Le monde est en feu et l’Amérique jubile. Celle du Nord, des tueurs d’Indiens et de bisons. Celle du business et du n’importe quoi. Celle du clown terrifiant, élu, réélu démocratiquement. Est-ce que s’immoler, fut-ce au cours d’une manifestation, devant la Trump Tower, c’est dresser un contre-feu à cette Amérique, quand on est jeune, queer et juif ? « J’ai vingt-sept ans et je promène mon regard à travers un rideau de flammes. Vingt-sept ans et j’ai toujours froid. Allumette en feu dans l’obscurité de cette ville figée à mi-journée. J’ai vingt-sept ans et déambule lentement dans une ville que j’aime tant et dont j’attends qu’elle m’aime en retour… » Le geste est désespéré. N’allons pas voir ici l’œuvre rédemptrice, condamnant le clown sinistre et tout son staff, plutôt l’évocation des affres à se construire dans un monde insensé ! Ezra, le héros narrateur, a très mal vécu la séparation de ses parents. Sa mère est partie alors qu’il était enfant et son père s’est réfugié auprès d’une communauté ultra-orthodoxe. Il y a aussi les amis, les amours, les emmerdes. Choisir sa sexualité, n’a pas été pour Ezra un véritable problème, davantage la qualité de ses relations, ses déceptions amoureuses, la violence de certaines et surtout une immense difficulté à afficher sa présence au monde, son hypersensibilité, l’impression d’avoir été maudit, poète maudit avant d’avoir été.

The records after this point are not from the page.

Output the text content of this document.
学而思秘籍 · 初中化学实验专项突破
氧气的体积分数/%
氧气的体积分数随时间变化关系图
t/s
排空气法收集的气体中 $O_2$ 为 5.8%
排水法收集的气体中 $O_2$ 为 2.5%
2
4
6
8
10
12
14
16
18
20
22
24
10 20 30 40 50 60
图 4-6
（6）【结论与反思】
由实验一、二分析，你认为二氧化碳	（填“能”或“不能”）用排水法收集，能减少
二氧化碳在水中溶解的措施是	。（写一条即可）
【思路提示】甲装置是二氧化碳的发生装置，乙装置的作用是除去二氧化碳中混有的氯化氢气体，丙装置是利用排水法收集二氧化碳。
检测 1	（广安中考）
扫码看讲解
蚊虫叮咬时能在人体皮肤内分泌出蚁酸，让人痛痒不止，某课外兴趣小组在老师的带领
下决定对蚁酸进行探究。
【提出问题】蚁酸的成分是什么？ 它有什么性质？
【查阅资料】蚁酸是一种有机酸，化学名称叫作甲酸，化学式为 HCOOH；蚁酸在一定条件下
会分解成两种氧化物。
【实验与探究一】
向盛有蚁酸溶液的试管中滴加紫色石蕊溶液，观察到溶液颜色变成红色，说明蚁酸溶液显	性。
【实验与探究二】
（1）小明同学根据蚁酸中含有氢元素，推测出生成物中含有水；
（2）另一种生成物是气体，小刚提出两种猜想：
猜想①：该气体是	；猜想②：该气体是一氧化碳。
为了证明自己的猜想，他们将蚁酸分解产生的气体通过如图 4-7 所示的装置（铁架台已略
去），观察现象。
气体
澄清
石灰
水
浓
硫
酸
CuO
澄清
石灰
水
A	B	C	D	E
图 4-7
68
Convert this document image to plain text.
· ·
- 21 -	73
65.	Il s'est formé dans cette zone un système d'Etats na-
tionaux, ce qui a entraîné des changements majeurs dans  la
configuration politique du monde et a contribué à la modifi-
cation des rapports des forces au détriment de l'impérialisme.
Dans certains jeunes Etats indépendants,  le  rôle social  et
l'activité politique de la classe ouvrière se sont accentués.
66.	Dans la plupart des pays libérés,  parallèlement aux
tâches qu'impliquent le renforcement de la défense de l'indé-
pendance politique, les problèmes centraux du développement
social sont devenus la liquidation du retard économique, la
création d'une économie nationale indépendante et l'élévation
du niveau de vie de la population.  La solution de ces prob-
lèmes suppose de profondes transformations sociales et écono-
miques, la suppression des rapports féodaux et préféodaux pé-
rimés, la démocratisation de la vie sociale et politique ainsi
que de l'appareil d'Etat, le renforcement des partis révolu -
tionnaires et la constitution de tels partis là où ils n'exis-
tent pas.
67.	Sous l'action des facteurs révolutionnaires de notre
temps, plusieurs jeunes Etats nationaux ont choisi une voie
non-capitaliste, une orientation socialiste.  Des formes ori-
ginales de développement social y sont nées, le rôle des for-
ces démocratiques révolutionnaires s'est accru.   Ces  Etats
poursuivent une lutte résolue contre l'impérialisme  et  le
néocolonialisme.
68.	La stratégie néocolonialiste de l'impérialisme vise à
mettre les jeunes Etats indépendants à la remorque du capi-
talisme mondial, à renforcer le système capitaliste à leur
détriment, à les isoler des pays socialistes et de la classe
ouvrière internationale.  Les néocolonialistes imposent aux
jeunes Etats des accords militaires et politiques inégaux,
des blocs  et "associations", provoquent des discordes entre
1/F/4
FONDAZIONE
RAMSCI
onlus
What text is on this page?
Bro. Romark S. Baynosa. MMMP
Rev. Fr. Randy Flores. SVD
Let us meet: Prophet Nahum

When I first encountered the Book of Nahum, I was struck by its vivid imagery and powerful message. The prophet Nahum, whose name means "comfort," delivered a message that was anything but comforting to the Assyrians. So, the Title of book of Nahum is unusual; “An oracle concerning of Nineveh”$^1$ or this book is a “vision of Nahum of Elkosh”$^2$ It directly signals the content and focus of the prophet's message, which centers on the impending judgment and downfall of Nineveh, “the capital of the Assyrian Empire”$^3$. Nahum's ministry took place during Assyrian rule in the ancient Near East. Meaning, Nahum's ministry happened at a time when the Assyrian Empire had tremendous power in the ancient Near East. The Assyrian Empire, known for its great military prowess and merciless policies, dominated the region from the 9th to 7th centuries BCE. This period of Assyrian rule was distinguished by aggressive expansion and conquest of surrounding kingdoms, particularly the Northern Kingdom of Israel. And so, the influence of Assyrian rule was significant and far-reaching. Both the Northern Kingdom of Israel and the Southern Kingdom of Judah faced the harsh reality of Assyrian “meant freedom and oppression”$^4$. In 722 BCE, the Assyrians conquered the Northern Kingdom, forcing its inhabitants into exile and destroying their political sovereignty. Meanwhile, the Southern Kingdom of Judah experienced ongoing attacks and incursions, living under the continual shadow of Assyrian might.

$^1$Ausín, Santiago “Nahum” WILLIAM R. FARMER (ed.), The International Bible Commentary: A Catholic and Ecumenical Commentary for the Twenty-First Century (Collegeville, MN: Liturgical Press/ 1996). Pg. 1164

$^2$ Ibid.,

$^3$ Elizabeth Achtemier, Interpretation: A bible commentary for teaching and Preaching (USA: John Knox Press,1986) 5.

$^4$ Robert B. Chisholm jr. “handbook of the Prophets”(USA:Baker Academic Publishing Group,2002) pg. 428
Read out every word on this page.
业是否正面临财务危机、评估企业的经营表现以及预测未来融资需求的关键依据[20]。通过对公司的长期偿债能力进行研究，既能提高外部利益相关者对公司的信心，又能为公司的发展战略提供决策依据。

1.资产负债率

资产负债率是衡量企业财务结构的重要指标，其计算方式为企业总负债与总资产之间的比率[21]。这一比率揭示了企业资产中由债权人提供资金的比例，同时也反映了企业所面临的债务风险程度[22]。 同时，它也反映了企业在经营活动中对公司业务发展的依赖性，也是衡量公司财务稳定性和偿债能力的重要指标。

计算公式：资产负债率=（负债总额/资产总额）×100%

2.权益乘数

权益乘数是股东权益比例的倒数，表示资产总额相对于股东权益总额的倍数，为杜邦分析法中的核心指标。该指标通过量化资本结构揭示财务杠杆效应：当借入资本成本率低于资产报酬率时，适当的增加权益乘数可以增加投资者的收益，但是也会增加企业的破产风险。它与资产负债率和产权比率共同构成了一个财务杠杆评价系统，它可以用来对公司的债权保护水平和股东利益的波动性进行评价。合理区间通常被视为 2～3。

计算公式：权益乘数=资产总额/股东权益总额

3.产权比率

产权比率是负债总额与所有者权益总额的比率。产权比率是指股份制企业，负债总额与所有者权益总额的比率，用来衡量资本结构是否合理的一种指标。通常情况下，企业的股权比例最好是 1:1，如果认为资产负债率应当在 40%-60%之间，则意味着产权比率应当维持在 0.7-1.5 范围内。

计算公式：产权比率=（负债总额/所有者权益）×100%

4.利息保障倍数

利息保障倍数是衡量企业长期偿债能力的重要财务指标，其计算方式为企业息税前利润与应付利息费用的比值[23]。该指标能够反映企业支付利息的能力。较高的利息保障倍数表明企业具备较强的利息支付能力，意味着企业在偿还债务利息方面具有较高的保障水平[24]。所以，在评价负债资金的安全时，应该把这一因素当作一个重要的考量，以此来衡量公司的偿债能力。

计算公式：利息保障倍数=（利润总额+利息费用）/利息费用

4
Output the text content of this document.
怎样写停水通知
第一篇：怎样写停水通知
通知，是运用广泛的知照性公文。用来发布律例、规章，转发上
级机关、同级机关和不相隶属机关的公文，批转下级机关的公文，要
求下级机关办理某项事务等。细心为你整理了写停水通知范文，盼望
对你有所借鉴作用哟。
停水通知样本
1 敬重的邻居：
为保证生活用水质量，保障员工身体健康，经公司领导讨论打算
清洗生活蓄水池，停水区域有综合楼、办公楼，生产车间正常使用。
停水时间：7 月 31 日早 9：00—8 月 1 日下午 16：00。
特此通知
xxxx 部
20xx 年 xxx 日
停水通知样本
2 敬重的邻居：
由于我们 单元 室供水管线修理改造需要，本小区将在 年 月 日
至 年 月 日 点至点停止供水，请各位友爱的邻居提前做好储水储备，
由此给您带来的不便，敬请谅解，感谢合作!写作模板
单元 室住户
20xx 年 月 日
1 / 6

Sam Sax est un poète reconnu de la scène new-yorkaise, auteur de trois recueils. Les poètes ne font pas forcément d’excellents romanciers et vice-versa. Par sa forme éclatée, ses dialogues, ses odes, son utilisation de mythes, contes et légendes, ce premier roman qui s’intéresse plus aux formes qu’au fond des choses, se révèle convaincant. « Il est tard et je traîne mon corps hors de cet unique bar plus ou moins gay de la ville, avec aux pieds ma première paire de talons. »
Dominique Aussenac
T’es mort de Sam Sax
Traduit de l’anglais (États-Unis) par Stéphane Vanderhaeghe, La Croisée, 256 p., 23 €
Domaine étranger T’es mort
septembre 2025 | Le Matricule des Anges n°266
| par
Dominique Aussenac
Un livre
Le Matricule des Anges n°266
, septembre 2025.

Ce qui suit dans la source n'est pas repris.